Unkonventionelles Lusterleben galt hier auf Capri immer schon als attraktive Möglichkeit, dem Leben an Land zu entfliehen. Im 19. Jahrhundert entwickelte sich Capri sogar zu einem Treffpunkt homosexueller Pädophilen und in der Folge zum Fluchtpunkt für Menschen, die alle bürgerlichen Konventionen hinter sich lassen wollten.
Im Jahr 1898 kam Enkel des Firmengründers, Friedrich Alfred Krupp, nach Capri und baute sich dort an einer recht exponierten Stelle die Villa Krupp. Man sagt, er hatte vermutlich schon ab März 1889 eine homoerotische Beziehung mit dem Bauernjungen Giovanni Sangiorgio (* 27. Dezember 1871), die anscheinen so intensiv war, dass er den jungen Capresen in den Familiensitz in Eseen, die Villa Hügel, einlud und ihn über viele Jahre hinweg finanziell unterstützte.
Als ihm in einem Presseskandal unterstellt wurde, er habe mit ihm in Höhlen auf Capri wilde, exzessive Orgien gefeiert, floh er nach Deutschland, wo er kurz darauf mit 48 Jahren starb.
Auch ein anderer, nur weniger bekannter Deutscher, Christian Wilhelm Allers, so sagt man, hatte Affären mit verschiedenen Knaben. Als die italienischen Behörden dahinterkamen und ihn festnehmen wollten, konnte er gerade noch fliehen.
In der zweiten Hälfte des 19. Jahrhunderts war Capri beliebt als Winter- und Ferienquartier bei deutschen und anderen Künstlern, Schriftstellern und weiteren Berühmtheiten. Längere Zeit blieben neben den eben erwähnten Friedrich Alfred Krupp und Christian Wilhelm Allers, u. a. Rainer Maria Rilke, Maxim Gorki, Emil von Behring, Theodor Däubler, Curzio Malaparte, Norman Douglas und Axel Munthe auf der „Liebesinsel“. Ferdinand Gregorovius besuchte die Insel 1853 und blieb einen Monat. Darüber berichtete er in seinen „Wanderjahre in Italien“ ausführlich.
Die Maler Karl Wilhelm Diefenbach, Hans Paule und Otto Sohn-Rethel lebten bis zu ihrem Tod auf der Insel. Deutsche Besucher trafen sich damals oft im Hotel Pagano oder dem Lokal Zum Kater Hiddigeigei. 1899 errichteten sich die Deutschen sogar eine eigene Kirche, die bis heute existierende Deutsche Evangelische Kirche auf Capri.
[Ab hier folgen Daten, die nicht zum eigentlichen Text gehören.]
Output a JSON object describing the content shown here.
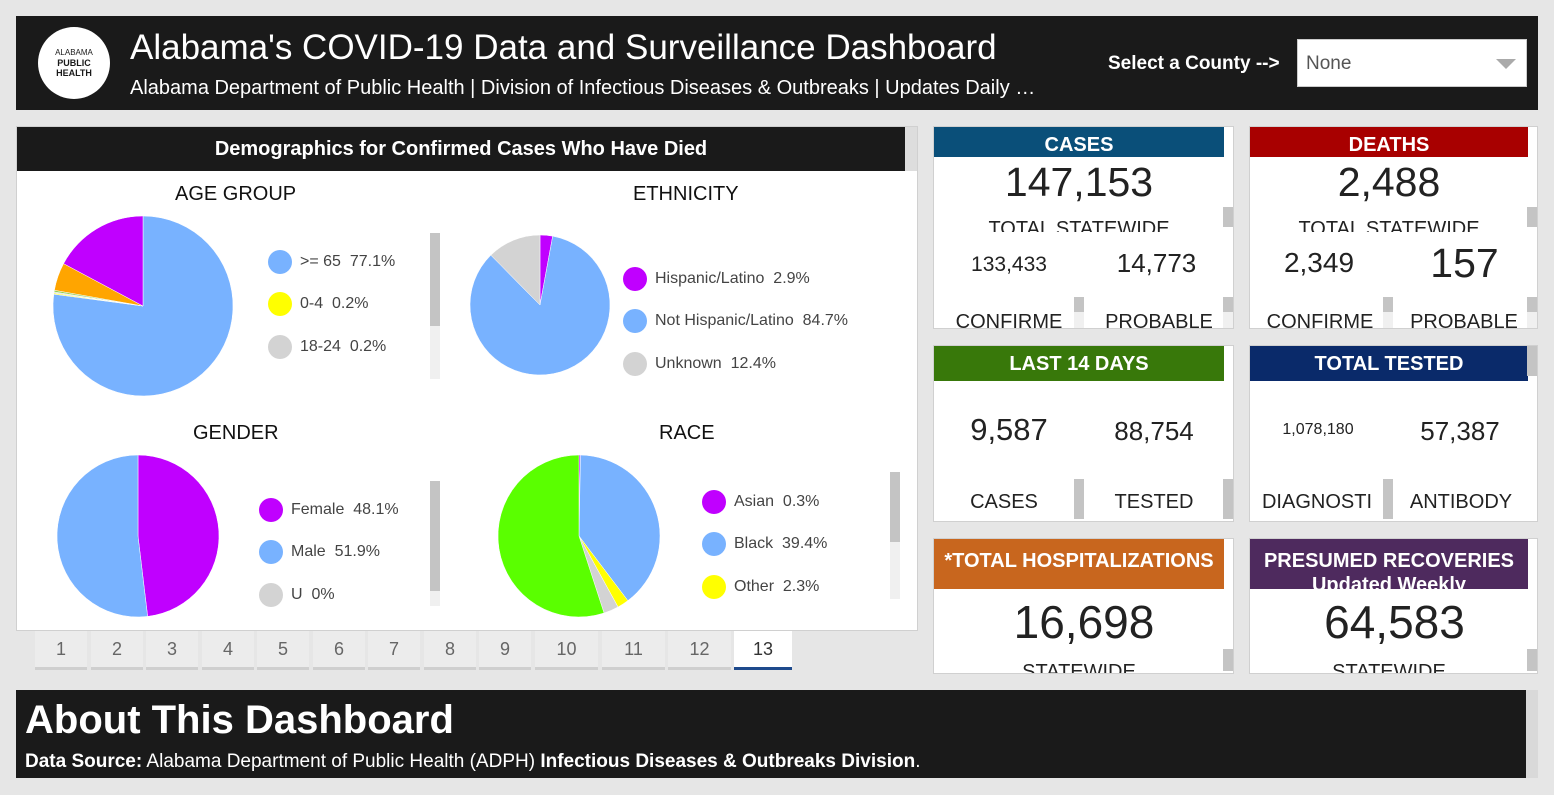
{
  "header": {
    "logo_lines": [
      "ALABAMA",
      "PUBLIC",
      "HEALTH"
    ],
    "title": "Alabama's COVID-19 Data and Surveillance Dashboard",
    "subtitle": "Alabama Department of Public Health | Division of Infectious Diseases & Outbreaks | Updates Daily …",
    "county_label": "Select a County -->",
    "county_value": "None"
  },
  "demographics": {
    "title": "Demographics for Confirmed Cases Who Have Died",
    "age": {
      "title": "AGE GROUP",
      "legend": [
        {
          "label": ">= 65",
          "value": "77.1%",
          "color": "#78b2ff"
        },
        {
          "label": "0-4",
          "value": "0.2%",
          "color": "#ffff00"
        },
        {
          "label": "18-24",
          "value": "0.2%",
          "color": "#d3d3d3"
        }
      ],
      "slices": [
        {
          "value": 77.1,
          "color": "#78b2ff"
        },
        {
          "value": 0.2,
          "color": "#ffff00"
        },
        {
          "value": 0.2,
          "color": "#d3d3d3"
        },
        {
          "value": 0.3,
          "color": "#90d050"
        },
        {
          "value": 5.0,
          "color": "#ffa500"
        },
        {
          "value": 17.2,
          "color": "#c000ff"
        }
      ]
    },
    "ethnicity": {
      "title": "ETHNICITY",
      "legend": [
        {
          "label": "Hispanic/Latino",
          "value": "2.9%",
          "color": "#c000ff"
        },
        {
          "label": "Not Hispanic/Latino",
          "value": "84.7%",
          "color": "#78b2ff"
        },
        {
          "label": "Unknown",
          "value": "12.4%",
          "color": "#d3d3d3"
        }
      ],
      "slices": [
        {
          "value": 2.9,
          "color": "#c000ff"
        },
        {
          "value": 84.7,
          "color": "#78b2ff"
        },
        {
          "value": 12.4,
          "color": "#d3d3d3"
        }
      ]
    },
    "gender": {
      "title": "GENDER",
      "legend": [
        {
          "label": "Female",
          "value": "48.1%",
          "color": "#c000ff"
        },
        {
          "label": "Male",
          "value": "51.9%",
          "color": "#78b2ff"
        },
        {
          "label": "U",
          "value": "0%",
          "color": "#d3d3d3"
        }
      ],
      "slices": [
        {
          "value": 48.1,
          "color": "#c000ff"
        },
        {
          "value": 51.9,
          "color": "#78b2ff"
        }
      ]
    },
    "race": {
      "title": "RACE",
      "legend": [
        {
          "label": "Asian",
          "value": "0.3%",
          "color": "#c000ff"
        },
        {
          "label": "Black",
          "value": "39.4%",
          "color": "#78b2ff"
        },
        {
          "label": "Other",
          "value": "2.3%",
          "color": "#ffff00"
        }
      ],
      "slices": [
        {
          "value": 0.3,
          "color": "#c000ff"
        },
        {
          "value": 39.4,
          "color": "#78b2ff"
        },
        {
          "value": 2.3,
          "color": "#ffff00"
        },
        {
          "value": 3.0,
          "color": "#d3d3d3"
        },
        {
          "value": 55.0,
          "color": "#5aff00"
        }
      ]
    }
  },
  "pager": [
    "1",
    "2",
    "3",
    "4",
    "5",
    "6",
    "7",
    "8",
    "9",
    "10",
    "11",
    "12",
    "13"
  ],
  "pager_active": "13",
  "cards": {
    "cases": {
      "title": "CASES",
      "color": "#0a4f79",
      "total": "147,153",
      "total_label": "TOTAL STATEWIDE",
      "left_value": "133,433",
      "left_label": "CONFIRME",
      "right_value": "14,773",
      "right_label": "PROBABLE"
    },
    "deaths": {
      "title": "DEATHS",
      "color": "#a80000",
      "total": "2,488",
      "total_label": "TOTAL STATEWIDE",
      "left_value": "2,349",
      "left_label": "CONFIRME",
      "right_value": "157",
      "right_label": "PROBABLE"
    },
    "last14": {
      "title": "LAST 14 DAYS",
      "color": "#38780a",
      "left_value": "9,587",
      "left_label": "CASES",
      "right_value": "88,754",
      "right_label": "TESTED"
    },
    "tested": {
      "title": "TOTAL TESTED",
      "color": "#0a2a6a",
      "left_value": "1,078,180",
      "left_label": "DIAGNOSTI",
      "right_value": "57,387",
      "right_label": "ANTIBODY"
    },
    "hosp": {
      "title": "*TOTAL HOSPITALIZATIONS",
      "color": "#c8661e",
      "value": "16,698",
      "label": "STATEWIDE"
    },
    "recov": {
      "title": "PRESUMED RECOVERIES Updated Weekly",
      "color": "#4e2a5e",
      "value": "64,583",
      "label": "STATEWIDE"
    }
  },
  "about": {
    "title": "About This Dashboard",
    "source_label": "Data Source:",
    "source_text": " Alabama Department of Public Health (ADPH) ",
    "source_bold": "Infectious Diseases & Outbreaks Division",
    "source_end": "."
  }
}
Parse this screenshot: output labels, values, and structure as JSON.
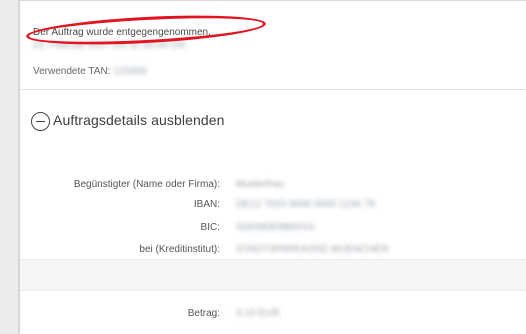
{
  "confirmation": {
    "message": "Der Auftrag wurde entgegengenommen.",
    "date": "21. Februar 2017 um 11:33:04 Uhr",
    "tan_label": "Verwendete TAN:",
    "tan_value": "123456",
    "highlight_color": "#e2141f"
  },
  "toggle": {
    "icon": "minus-circle-icon",
    "label": "Auftragsdetails ausblenden"
  },
  "details": {
    "rows": [
      {
        "label": "Begünstigter (Name oder Firma):",
        "value": "Musterfrau"
      },
      {
        "label": "IBAN:",
        "value": "DE12 7015 0000 0000 1234 78"
      },
      {
        "label": "BIC:",
        "value": "SSKMDEMMXXX"
      },
      {
        "label": "bei (Kreditinstitut):",
        "value": "STADTSPARKASSE MUENCHEN"
      },
      {
        "label": "Betrag:",
        "value": "0,10 EUR"
      }
    ]
  }
}
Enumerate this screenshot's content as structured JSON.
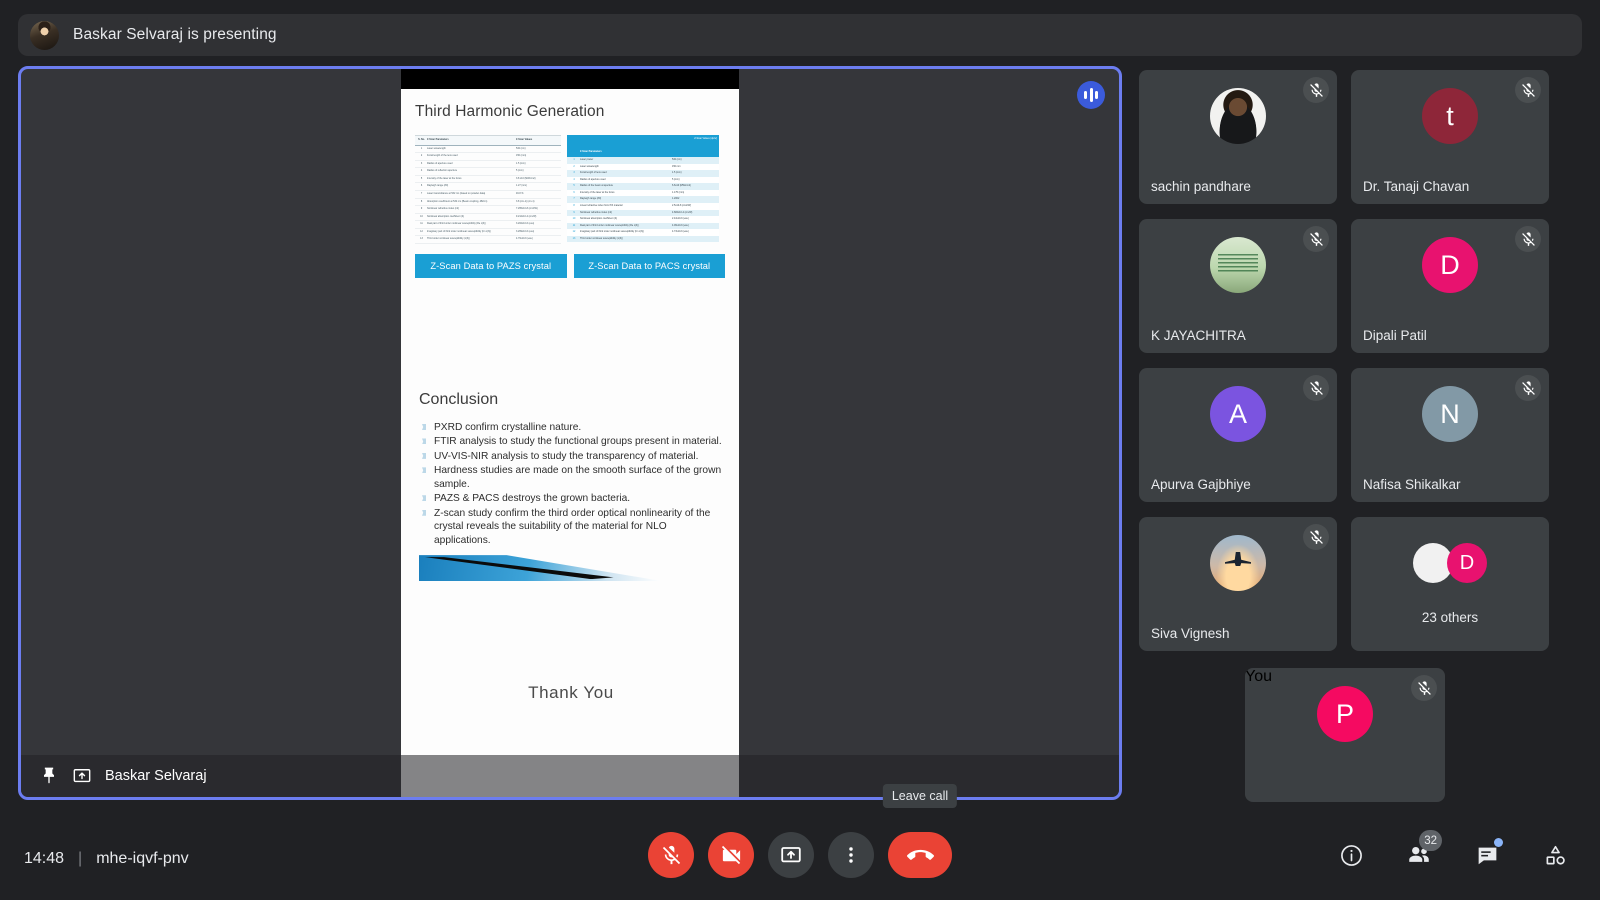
{
  "banner": {
    "text": "Baskar Selvaraj is presenting",
    "avatar_name": "presenter-avatar"
  },
  "stage": {
    "presenter_label": "Baskar Selvaraj",
    "pin_icon": "pin-icon",
    "present_icon": "present-screen-icon",
    "audio_indicator": "audio-level-icon",
    "border_color": "#6c7df0"
  },
  "slide": {
    "title": "Third Harmonic Generation",
    "table_left": {
      "headers": [
        "S. No.",
        "Z-Scan Parameters",
        "Z-Scan Values"
      ],
      "rows": [
        [
          "1",
          "Laser wavelength",
          "532 (nm)"
        ],
        [
          "2",
          "Focal length of the lens used",
          "150 (mm)"
        ],
        [
          "3",
          "Radius of aperture used",
          "1.5 (mm)"
        ],
        [
          "4",
          "Radius of reflection aperture",
          "5 (mm)"
        ],
        [
          "5",
          "Intensity of the laser at the focus",
          "3.8 x10 (MW/cm2)"
        ],
        [
          "6",
          "Rayleigh range (Z0)",
          "1.27 (mm)"
        ],
        [
          "7",
          "Laser transmittance at 532 nm (based on powder data)",
          "46.8 %"
        ],
        [
          "8",
          "Absorption coefficient at 532 nm (Beam coupling, dB/cm)",
          "3.8 (cm-1) (cm-1)"
        ],
        [
          "9",
          "Nonlinear refractive index (n2)",
          "7.265x10-8 (cm2/W)"
        ],
        [
          "10",
          "Nonlinear absorption coefficient (b)",
          "9.212x10-4 (cm/W)"
        ],
        [
          "11",
          "Real part of third order nonlinear susceptibility (Re c(3))",
          "3.202x10-6 (esu)"
        ],
        [
          "12",
          "Imaginary part of third order nonlinear susceptibility (Im c(3))",
          "3.269x10-6 (esu)"
        ],
        [
          "13",
          "Third order nonlinear susceptibility (c(3))",
          "4.79x10-6 (esu)"
        ]
      ]
    },
    "table_right": {
      "headers": [
        "S. NO.",
        "Z-Scan Parameters",
        "Z-Scan Values (dp/w)"
      ],
      "rows": [
        [
          "1",
          "Laser power",
          "532 (nm)"
        ],
        [
          "2",
          "Laser wavelength",
          "150 mm"
        ],
        [
          "3",
          "Focal length of lens used",
          "1.5 (mm)"
        ],
        [
          "4",
          "Radius of aperture used",
          "5 (mm)"
        ],
        [
          "5",
          "Radius of the beam at aperture",
          "6.6x10 (MW/cm2)"
        ],
        [
          "6",
          "Intensity of the laser at the focus",
          "1.175 (mm)"
        ],
        [
          "7",
          "Rayleigh range (Z0)",
          "1.2002"
        ],
        [
          "8",
          "Linear refractive index from Pth material",
          "2.5x10-8 (cm2/W)"
        ],
        [
          "9",
          "Nonlinear refractive index (n2)",
          "4.684x10-4 (cm/W)"
        ],
        [
          "10",
          "Nonlinear absorption coefficient (b)",
          "2.44x10-6 (esu)"
        ],
        [
          "11",
          "Real part of third order nonlinear susceptibility (Re c(3))",
          "4.09x10-6 (esu)"
        ],
        [
          "12",
          "Imaginary part of third order nonlinear susceptibility (Im c(3))",
          "4.73x10-6 (esu)"
        ],
        [
          "13",
          "Third order nonlinear susceptibility (c(3))",
          ""
        ]
      ]
    },
    "cta_left": "Z-Scan Data to PAZS crystal",
    "cta_right": "Z-Scan Data to PACS crystal",
    "conclusion_title": "Conclusion",
    "conclusion_bullets": [
      "PXRD confirm crystalline nature.",
      "FTIR analysis  to study the functional groups present in material.",
      "UV-VIS-NIR analysis to study the transparency of material.",
      "Hardness studies are made on the smooth surface of the grown sample.",
      "PAZS & PACS  destroys the grown bacteria.",
      "Z-scan study confirm the third order optical nonlinearity of the crystal reveals the suitability of the material for NLO applications."
    ],
    "thank_you": "Thank  You"
  },
  "participants": [
    {
      "name": "sachin pandhare",
      "avatar_type": "photo",
      "photo_class": "ph-sachin",
      "muted": true
    },
    {
      "name": "Dr. Tanaji Chavan",
      "avatar_type": "initial",
      "initial": "t",
      "color": "#8e2639",
      "muted": true
    },
    {
      "name": "K JAYACHITRA",
      "avatar_type": "photo",
      "photo_class": "ph-jaya",
      "muted": true
    },
    {
      "name": "Dipali Patil",
      "avatar_type": "initial",
      "initial": "D",
      "color": "#e8126f",
      "muted": true
    },
    {
      "name": "Apurva Gajbhiye",
      "avatar_type": "initial",
      "initial": "A",
      "color": "#7b54e0",
      "muted": true
    },
    {
      "name": "Nafisa Shikalkar",
      "avatar_type": "initial",
      "initial": "N",
      "color": "#8299a6",
      "muted": true
    },
    {
      "name": "Siva Vignesh",
      "avatar_type": "photo",
      "photo_class": "ph-siva",
      "muted": true
    }
  ],
  "others_tile": {
    "label": "23 others",
    "avatar_1_color": "#f1f1f1",
    "avatar_2_color": "#e8126f",
    "avatar_2_initial": "D"
  },
  "you_tile": {
    "name": "You",
    "initial": "P",
    "color": "#f50a61",
    "muted": true
  },
  "bottom": {
    "time": "14:48",
    "separator": "|",
    "meeting_code": "mhe-iqvf-pnv",
    "controls": [
      {
        "name": "mic-off-button",
        "icon": "mic-off-icon",
        "style": "red"
      },
      {
        "name": "camera-off-button",
        "icon": "camera-off-icon",
        "style": "red"
      },
      {
        "name": "present-screen-button",
        "icon": "present-screen-icon",
        "style": "grey"
      },
      {
        "name": "more-options-button",
        "icon": "more-vert-icon",
        "style": "grey"
      },
      {
        "name": "leave-call-button",
        "icon": "call-end-icon",
        "style": "leave"
      }
    ],
    "leave_tooltip": "Leave call",
    "right_actions": [
      {
        "name": "meeting-details-button",
        "icon": "info-icon"
      },
      {
        "name": "show-everyone-button",
        "icon": "people-icon",
        "badge": "32"
      },
      {
        "name": "chat-button",
        "icon": "chat-icon",
        "dot": true
      },
      {
        "name": "activities-button",
        "icon": "activities-icon"
      }
    ]
  }
}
Auch ein eigener Friedhof wurde von den Mitgliedern der Fremdenkolonie angelegt: der bis heute existierende Cimitero acattolico, auf dem über 200 Menschen nichtkatholischer Konfessionen beigesetzt wurden.
Ein Jahr nach Krupp 1899 besuchte Alma Schindler, spätere Frau von Gustav Mahler, nach der ersten ihrer zahlreichen Affären mit Gustav Klimt, mit ihrer Mutter und ihrem Stiefvater Capri. Die Insel war in den 1920er Jahren auch ein beliebter Treffpunkt der Futuristen, die ihren Wortführer Filippo Tommaso Marinetti aufsuchten. Russische Exilierte waren zuerst die Revolutionäre, dann die Flüchtlinge nach der Revolution von 1905, welche in einer sehr eng zusammengefügten Emigrantenkolonie vertreten waren. Im Mittelpunkt dieser Gruppen stand während seiner Capri-Aufenthalte Maxim Gorki, der dort auch seinen Roman ‚Die Mutter‘ schrieb.
Der lettische Dichter und Maler Jānis Jaunsudrabiņš verarbeitete Eindrücke von der Insel in seinem 1939 erschienenen Roman Kapri. Claude Debussy widmete den Hügeln von Anacapri (Les collines d’Anacapri) eines seiner Préludes. Auch Francis Bacon weilte gern hier, und Oskar Kokoschka war mehrmals Gast von Monika Mann, die ab Ende 1954 in der Villa Monacone auf Capri lebte.
Sie alle sind gegangen, verweht in den sanften Winden des Tyrrhenischen Meeres, manche Geschichten vergessen wie die des Kaisers Commodus, der im Jahr 181 erst seine Schwester Lucilla und dann 192 auch seine Ehefrau Bruttia Crispina nach Capri verbannte. Die Villa Jovis wurde durch Grabungen des Österreichers Norbert Hadrawa ihrer Kostbarkeiten beraubt und die Objekte in alle Winde verstreut (berühmteste Stücke: der sogenannte „Capri-Altar“ heute im Britischen Museum in London und ein großer Mosaikfußboden im Museo di Capodimonte in Neapel). Heute ist die Villa Jovis trotzdem die wichtigste archäologische Sehenswürdigkeit auf Capri, nur die Geschichten erzählt niemand mehr, außer sie sind kitschig.